Better Garbage Collection

You may not have thought much about what the garbage collector does for you. You probably assume it works. You probably also assume that however it operates, it probably has to work that way. So do lots of other people, but it isn't nearly so simple

Garbage collection was once the domain of “unconventional” programming languages such as Lisp and SmallTalk, while programmers working in mainstream languages managed their own memory. Today, garbage collection is mainstream. Both Java and the languages in Microsoft's .NET family use garbage collection, and in addition garbage collection has been retrofitted to C and C++. With this move into the mainstream comes new challenges, and new questions. Does the garbage collector always do the right thing? Can you have memory leaks in garbage collected programs, and if so, what should we be doing about it?

There is also the question of what else the garbage collector might be able to do for you. Even in functional languages, it is possible for the garbage collector to do more, and thereby collect more.

Students will explore two key questions — when do current garbage collection techniques fail and why, and what additional opportunities does the presence of a garbage collector provide. Current garbage collectors employ a number of assumptions about the the way data is used that may not be true for programs written in an imperative style, particularly those programs that make heavy use of arrays and thus do not use pointers to provide indirection.

As garbage collection becomes increasingly prevalent, it becomes more and more important to understand how the application of garbage collection affects traditional imperative algorithms and data structures. Papers in garbage collection appear in various venues, including journals and conferences in the programming languages area as well as specific conferences of memory management (such as ISMM).

Students will produce original research that enhances the state of the art in the area of garbage collection. They will begin by studying the basics of garbage collection, and then examine recent research in the field with a view to developing a topic that can be meaningfully studied in the time available..

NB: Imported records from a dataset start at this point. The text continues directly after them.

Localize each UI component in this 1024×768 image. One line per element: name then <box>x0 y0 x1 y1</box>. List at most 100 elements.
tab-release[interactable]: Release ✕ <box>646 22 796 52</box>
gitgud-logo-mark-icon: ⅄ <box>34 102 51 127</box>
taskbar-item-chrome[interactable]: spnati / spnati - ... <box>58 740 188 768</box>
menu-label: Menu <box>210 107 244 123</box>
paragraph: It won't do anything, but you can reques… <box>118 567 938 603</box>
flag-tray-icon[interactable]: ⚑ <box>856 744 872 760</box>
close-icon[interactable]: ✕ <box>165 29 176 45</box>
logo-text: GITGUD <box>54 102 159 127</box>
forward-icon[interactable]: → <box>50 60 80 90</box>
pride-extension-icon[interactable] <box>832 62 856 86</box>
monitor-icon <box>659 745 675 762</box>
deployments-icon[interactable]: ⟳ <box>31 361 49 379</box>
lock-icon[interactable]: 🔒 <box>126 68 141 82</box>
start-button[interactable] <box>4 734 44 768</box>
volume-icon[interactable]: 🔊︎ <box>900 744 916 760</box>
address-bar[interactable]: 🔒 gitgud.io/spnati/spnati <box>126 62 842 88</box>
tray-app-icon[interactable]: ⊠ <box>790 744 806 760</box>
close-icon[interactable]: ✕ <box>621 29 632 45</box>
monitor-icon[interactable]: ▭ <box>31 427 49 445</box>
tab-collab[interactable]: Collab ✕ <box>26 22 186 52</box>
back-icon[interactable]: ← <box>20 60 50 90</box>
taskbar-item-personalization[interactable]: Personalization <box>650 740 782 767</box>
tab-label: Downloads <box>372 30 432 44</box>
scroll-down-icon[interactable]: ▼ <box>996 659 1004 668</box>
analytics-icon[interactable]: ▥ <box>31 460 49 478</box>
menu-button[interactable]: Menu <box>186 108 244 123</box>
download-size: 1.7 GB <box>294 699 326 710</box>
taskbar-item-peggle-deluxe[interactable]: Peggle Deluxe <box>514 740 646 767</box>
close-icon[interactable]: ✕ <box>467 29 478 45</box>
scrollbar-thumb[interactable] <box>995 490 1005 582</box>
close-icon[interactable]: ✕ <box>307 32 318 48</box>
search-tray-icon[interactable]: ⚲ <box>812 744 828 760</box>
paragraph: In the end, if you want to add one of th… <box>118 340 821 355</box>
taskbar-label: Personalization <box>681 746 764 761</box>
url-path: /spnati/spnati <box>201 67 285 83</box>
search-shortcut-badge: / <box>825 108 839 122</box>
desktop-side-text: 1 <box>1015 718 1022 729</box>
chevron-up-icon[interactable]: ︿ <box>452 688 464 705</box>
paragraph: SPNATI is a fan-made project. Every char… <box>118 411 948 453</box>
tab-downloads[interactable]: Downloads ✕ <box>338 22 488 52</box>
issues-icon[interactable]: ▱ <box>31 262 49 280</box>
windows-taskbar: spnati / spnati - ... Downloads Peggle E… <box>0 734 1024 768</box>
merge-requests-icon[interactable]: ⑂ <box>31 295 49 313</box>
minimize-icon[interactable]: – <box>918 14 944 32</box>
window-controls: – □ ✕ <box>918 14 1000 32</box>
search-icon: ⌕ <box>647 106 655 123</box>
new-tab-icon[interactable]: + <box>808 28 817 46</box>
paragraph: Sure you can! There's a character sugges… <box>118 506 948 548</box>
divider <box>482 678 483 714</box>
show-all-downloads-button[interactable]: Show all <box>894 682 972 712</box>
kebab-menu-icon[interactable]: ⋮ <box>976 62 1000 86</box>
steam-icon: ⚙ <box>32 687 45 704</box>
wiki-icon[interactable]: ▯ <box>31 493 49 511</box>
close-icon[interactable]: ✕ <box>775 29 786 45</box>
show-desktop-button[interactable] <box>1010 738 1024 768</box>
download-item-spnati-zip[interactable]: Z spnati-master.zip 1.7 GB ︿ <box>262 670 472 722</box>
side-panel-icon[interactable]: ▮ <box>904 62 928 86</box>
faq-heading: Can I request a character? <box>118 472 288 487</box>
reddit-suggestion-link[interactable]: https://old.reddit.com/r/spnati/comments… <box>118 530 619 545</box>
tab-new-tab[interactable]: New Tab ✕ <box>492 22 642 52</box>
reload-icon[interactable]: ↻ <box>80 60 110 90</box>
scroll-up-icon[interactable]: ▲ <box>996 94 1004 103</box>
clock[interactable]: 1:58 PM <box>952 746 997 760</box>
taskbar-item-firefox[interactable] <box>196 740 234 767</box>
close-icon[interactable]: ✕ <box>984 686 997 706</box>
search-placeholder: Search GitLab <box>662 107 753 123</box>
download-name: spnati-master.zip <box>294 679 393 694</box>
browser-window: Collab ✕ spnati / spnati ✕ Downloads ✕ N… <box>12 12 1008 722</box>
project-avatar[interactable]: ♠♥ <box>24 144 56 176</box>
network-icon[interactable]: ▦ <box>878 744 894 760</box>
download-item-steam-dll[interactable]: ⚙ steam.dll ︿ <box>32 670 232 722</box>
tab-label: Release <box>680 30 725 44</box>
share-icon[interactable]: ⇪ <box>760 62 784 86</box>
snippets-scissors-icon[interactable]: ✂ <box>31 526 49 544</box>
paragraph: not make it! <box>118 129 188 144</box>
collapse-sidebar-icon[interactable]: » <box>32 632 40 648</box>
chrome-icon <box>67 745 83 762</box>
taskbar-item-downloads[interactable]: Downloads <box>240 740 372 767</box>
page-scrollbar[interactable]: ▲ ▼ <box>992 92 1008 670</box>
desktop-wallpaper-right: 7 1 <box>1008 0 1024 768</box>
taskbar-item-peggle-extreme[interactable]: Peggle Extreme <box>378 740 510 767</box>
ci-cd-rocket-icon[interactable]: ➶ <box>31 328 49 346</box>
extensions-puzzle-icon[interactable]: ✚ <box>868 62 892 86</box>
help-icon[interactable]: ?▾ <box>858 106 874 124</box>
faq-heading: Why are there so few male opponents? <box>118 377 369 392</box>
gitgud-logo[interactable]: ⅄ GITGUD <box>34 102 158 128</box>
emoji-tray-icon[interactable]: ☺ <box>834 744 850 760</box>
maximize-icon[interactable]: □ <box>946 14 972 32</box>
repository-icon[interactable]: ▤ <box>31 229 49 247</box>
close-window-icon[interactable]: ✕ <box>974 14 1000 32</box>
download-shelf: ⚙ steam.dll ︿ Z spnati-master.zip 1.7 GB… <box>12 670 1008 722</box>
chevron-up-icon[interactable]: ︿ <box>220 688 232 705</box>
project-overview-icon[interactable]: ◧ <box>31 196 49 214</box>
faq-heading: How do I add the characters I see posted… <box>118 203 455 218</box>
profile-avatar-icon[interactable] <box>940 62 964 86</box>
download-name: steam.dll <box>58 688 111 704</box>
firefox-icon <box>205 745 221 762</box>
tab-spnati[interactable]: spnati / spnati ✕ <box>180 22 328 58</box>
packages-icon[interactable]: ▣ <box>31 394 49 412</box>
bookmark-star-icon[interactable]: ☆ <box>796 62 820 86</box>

Depending on the topic chosen, different paths are possible, but two possible topics would be

  1. Developing metrics that can describe the memory behavior of a program. In particular, ways that we can characterize the memory behavior of programs. As things currently stand in the field, there are a number of standard benchmarks that people use to test the performance of memory-management subsystems, yet amazingly, none of these has been shown to be representative of real programs. Without any to describe “what normal is”, we can't know how similar the memory behavior of one program is compared to another, or whether one language is like another or not.
  2. Developing ways to visualize the high-level memory behavior of programs. There are a lot of heap profilers out there that will give you low-level data, but very little that gives you any sense, at a structural level, of what is going on in the heap.
  3. Developing introspective memory-profiling techniques. Although a number of good profilers exist for a variety of languages, they often languish unused. Sometimes this is because you have to use a special version of the runtime system, or recompile the code. Sometimes it is because the profiling system doesn't provide the information we need. In introspective profiling, we collect information without changing the runtime system, using profiling code written in the same language as the target being profiled. (This was the focus of last year's project, and a lot of good progress was made, so we have a very good starting point.)
  4. Implementing and profiling simplifiers for a variety of applications, particularly in the field of functional programming.
  5. Implementing hierarchical garbage collection using blobs (a concept proposed by a previous summer's REU team).

Previous Work

In the REU program for summer 2010, I worked with Julia Astrauckas, Leah Hanson, Aaron Mininger on the first three of these issues, developing aztrace, which I encourage you to read about. Continuing their work would be an awesome way to spend your summer. Also, check out Aaron's testimonal on the REU blog page.

Mentor: Professor Melissa O'Neill

Melissa Melissa has been a professor at Harvey Mudd since 2001. She is particularly interested in topics in the systems area of computer science, specifically parallel and distributed systems and programming languages. Her research is centered on techniques to make programming easier and more reliable. She received her B.Sc. in from the University of East Anglia in England, and her M.Sc. and Ph.D. from Simon Fraser University in Canada. Outside of Computer Science, she has occasionally been found performing hypnosis, defending the scientific view of the world, training cats to do tricks, subvertizing (twisting advertising and media images to her own ends) and watching Japanese anime (particularly Inuyasha).

Required Background

Student researchers on this project will be expected to have a solid background in the systems area, ideally having taken courses on operating systems and programming language design/implementation. Good programming skills are essential, as are good skills in written expression. Experience with functional programming languages such as Standard ML or Haskell is also valuable but not required. Knowledge of statistical techniques may be helpful.